Motivi della decisione

1. Osserva il Collegio che il ricorso appare inammissibile.

Alla luce della motivazione del provvedimento impugnato, in diritto assolutamente corretta ed esauriente e plausibile in fatto, le censure d’erronea applicazione della legge penale appaiono manifestamente infondate e le doglianze sono (per) non soltanto prive di autosufficienza, ma tendenti ad introdurre rivalutazioni di merito che non possono avere ingresso in questa sede.

Può solo aggiungersi, in particolare, che la tesi di una diversa collocazione temporale dell’estorsione è del tutto priva della individuazione di una specifica, diversa e decisiva, data di realizzazione delle condotte; che la circostanza che l’estorsione sarebbe stata contestata come realizzata mediante avvalimento della forza di intimidazione derivante dalla partecipazione mafiosa, non è affatto, di per sè, nè equivalente ad una prova della perdurante partecipazione mafiosa nè, soprattutto, dimostrativa della programmazione, sia pure generica, in capo al D.G. di tale specifica estorsione sin dall’origine della costituzione del sodalizio.

Quanto alle deduzioni relative al riconoscimento della continuazione ad altro imputato per i medesimi fatti, le stesse sono, da un lato, del tutto prive di autosufficienza quanto a coincidenza dei fatti e quanto a natura e ragioni del diverso giudizio; sono, dall’altro – anche ad ammettere che effettivamente per altro imputato sia stata riconosciuta la continuazione tra i medesimi fatti -, relative a differente giudizio, che non ha alcuna forza condizionante del presente e in relazione al quale non è, neppure in astratto, predicabile alcun rapporto di contraddizione, giacchè le valutazionì sull’identità del disegno criminoso originario afferiscono l’atteggiamento psicologico di ciascun imputato e non può, perciò, il semplice differente esito di tali valutazioni essere utilmente additato a tertium comparationis.
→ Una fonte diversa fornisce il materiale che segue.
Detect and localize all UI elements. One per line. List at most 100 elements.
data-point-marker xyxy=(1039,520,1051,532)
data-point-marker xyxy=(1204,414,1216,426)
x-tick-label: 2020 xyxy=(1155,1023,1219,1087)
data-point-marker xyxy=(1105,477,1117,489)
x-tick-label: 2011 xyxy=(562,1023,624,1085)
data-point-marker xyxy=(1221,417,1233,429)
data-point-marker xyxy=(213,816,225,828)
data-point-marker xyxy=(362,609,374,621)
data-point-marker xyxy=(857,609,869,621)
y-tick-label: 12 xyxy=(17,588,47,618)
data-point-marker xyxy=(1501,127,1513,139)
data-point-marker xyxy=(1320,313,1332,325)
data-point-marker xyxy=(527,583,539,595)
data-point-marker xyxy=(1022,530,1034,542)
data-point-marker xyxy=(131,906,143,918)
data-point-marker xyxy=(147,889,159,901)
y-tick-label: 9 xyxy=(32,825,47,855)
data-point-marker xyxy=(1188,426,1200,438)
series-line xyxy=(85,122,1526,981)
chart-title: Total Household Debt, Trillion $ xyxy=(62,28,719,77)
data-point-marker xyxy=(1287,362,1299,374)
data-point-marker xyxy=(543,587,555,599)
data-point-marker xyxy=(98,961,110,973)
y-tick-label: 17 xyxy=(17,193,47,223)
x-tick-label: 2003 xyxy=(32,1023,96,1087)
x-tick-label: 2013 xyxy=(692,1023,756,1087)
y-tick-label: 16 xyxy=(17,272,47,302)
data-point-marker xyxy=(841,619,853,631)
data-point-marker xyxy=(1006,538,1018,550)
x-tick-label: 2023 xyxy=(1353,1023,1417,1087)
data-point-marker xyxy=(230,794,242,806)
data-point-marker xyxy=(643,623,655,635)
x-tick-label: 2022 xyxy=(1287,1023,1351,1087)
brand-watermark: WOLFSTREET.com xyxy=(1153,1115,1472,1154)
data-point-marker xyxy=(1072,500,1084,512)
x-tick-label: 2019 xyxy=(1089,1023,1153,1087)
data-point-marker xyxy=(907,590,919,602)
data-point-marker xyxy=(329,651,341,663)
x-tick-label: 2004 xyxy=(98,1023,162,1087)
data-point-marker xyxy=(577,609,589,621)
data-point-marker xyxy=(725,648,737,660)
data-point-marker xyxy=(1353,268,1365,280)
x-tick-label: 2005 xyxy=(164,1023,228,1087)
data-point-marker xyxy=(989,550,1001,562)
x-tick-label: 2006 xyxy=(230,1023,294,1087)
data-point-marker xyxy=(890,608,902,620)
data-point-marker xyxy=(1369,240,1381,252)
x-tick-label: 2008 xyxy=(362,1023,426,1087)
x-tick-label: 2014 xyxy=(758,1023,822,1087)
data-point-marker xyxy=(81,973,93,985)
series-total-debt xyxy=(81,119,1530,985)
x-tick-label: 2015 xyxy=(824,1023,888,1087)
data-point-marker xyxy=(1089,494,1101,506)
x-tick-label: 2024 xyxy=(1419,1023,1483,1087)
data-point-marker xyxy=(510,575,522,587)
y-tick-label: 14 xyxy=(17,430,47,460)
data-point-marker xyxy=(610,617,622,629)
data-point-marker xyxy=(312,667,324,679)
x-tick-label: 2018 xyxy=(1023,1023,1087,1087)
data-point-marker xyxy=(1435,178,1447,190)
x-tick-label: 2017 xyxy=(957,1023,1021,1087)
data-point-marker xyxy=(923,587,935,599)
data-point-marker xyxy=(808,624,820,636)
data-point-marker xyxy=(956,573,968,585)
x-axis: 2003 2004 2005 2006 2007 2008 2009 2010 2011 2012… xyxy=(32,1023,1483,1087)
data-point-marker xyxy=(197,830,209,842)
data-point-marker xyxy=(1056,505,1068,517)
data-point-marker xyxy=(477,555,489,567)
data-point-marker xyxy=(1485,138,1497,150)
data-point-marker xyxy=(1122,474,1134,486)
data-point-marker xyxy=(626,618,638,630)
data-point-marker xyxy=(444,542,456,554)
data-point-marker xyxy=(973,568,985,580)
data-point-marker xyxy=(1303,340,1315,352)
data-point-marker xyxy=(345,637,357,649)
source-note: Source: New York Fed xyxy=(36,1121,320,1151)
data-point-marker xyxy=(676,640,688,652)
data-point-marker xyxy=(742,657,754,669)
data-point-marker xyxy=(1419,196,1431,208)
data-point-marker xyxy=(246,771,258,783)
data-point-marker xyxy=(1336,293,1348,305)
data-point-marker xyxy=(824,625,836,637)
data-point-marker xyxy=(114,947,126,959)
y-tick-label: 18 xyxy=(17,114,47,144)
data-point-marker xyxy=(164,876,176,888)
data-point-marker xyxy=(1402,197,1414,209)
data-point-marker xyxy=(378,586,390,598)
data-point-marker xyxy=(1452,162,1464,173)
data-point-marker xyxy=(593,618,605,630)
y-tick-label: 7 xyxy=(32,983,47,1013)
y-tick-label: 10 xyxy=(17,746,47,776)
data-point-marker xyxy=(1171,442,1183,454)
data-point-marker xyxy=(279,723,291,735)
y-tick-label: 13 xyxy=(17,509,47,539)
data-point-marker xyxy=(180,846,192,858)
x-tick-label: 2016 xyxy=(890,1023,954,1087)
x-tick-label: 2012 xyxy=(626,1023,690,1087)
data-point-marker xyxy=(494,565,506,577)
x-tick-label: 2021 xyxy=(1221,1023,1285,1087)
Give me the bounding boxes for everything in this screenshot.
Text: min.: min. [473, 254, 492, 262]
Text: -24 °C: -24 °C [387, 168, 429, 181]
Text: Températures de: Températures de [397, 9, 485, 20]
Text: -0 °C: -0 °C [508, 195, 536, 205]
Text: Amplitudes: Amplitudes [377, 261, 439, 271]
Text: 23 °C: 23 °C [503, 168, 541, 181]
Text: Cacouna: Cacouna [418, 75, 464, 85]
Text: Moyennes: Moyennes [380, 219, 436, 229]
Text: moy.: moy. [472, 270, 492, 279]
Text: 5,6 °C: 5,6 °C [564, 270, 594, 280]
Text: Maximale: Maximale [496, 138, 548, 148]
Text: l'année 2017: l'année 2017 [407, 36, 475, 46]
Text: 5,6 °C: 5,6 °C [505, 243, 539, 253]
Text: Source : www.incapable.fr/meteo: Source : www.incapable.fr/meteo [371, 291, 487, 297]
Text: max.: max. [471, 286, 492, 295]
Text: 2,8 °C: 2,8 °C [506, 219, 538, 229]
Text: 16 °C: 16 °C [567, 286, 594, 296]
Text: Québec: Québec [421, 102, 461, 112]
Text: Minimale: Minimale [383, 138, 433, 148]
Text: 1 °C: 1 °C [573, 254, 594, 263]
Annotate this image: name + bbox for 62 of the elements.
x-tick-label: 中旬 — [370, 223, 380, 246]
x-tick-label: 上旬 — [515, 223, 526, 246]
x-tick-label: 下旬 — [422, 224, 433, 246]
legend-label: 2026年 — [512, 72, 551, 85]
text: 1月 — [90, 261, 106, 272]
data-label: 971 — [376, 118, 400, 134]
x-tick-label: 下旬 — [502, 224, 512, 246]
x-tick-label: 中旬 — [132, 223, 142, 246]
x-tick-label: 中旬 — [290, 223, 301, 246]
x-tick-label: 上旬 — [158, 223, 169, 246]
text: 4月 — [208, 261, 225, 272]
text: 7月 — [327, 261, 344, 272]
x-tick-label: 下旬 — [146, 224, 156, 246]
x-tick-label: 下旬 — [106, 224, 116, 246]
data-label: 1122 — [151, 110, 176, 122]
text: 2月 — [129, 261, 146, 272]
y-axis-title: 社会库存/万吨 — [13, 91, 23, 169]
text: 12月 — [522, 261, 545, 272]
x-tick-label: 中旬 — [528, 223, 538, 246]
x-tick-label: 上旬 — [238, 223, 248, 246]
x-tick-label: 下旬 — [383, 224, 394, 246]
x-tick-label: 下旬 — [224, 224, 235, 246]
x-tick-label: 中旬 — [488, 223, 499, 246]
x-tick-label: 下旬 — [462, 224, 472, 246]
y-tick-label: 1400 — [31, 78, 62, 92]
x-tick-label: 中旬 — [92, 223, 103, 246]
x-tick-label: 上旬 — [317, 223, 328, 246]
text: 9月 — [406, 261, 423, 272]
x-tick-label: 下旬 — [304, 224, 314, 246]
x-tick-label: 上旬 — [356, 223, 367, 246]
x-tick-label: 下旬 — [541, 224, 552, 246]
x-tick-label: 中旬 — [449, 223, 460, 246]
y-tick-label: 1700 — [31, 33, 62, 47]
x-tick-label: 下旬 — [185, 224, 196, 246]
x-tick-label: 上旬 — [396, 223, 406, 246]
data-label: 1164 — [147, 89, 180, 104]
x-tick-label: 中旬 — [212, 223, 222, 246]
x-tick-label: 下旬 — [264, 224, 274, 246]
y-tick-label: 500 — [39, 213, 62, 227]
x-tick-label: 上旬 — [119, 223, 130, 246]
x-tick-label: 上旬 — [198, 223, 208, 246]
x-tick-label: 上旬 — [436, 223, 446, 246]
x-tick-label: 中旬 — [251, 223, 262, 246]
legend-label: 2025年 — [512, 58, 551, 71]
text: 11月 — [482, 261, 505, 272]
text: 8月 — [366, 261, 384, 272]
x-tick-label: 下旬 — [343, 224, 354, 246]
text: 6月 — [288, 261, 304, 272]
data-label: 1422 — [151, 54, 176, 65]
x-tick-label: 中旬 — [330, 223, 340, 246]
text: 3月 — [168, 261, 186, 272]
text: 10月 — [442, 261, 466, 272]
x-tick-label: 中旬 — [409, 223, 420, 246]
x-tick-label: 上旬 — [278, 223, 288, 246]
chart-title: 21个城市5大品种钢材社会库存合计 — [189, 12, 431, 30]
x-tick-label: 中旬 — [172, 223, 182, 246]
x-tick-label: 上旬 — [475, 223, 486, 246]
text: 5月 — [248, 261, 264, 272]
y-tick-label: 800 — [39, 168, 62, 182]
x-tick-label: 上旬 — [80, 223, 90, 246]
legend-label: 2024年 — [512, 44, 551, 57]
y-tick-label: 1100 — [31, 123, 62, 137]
Non è, in conclusione, censurabile in questa sede la motivazione, corretta e plausibile, del provvedimento impugnato, con la quale si evidenzia che una valutazione globale dei dati acquisiti non consentiva di affermare che i fatti dei quali si chiedeva l’unificazione erano il portato di un disegno criminoso del D. G., unitario e preesistente alla realizzazione di entrambi i delitti.

2. All’inammissibilità del ricorso consegue, ai sensi dell’art. 616 c.p.p., la condanna del ricorrente al pagamento delle spese del procedimento e – per i profili di colpa correlati all’irritualità dell’impugnazione (C. cost. n. 186 del 2000) – di una somma in favore della cassa delle ammende nella misura che, in ragione delle questioni dedotte, si stima equo determinare in Euro 1.000,00.

P.Q.M.

Dichiara inammissibile il ricorso e condanna il ricorrente al pagamento delle spese del procedimento e al versamento della somma di Euro 1.000,00 in favore della cassa delle ammende.

Testo non ufficiale. La sola stampa del bollettino ufficiale ha carattere legale.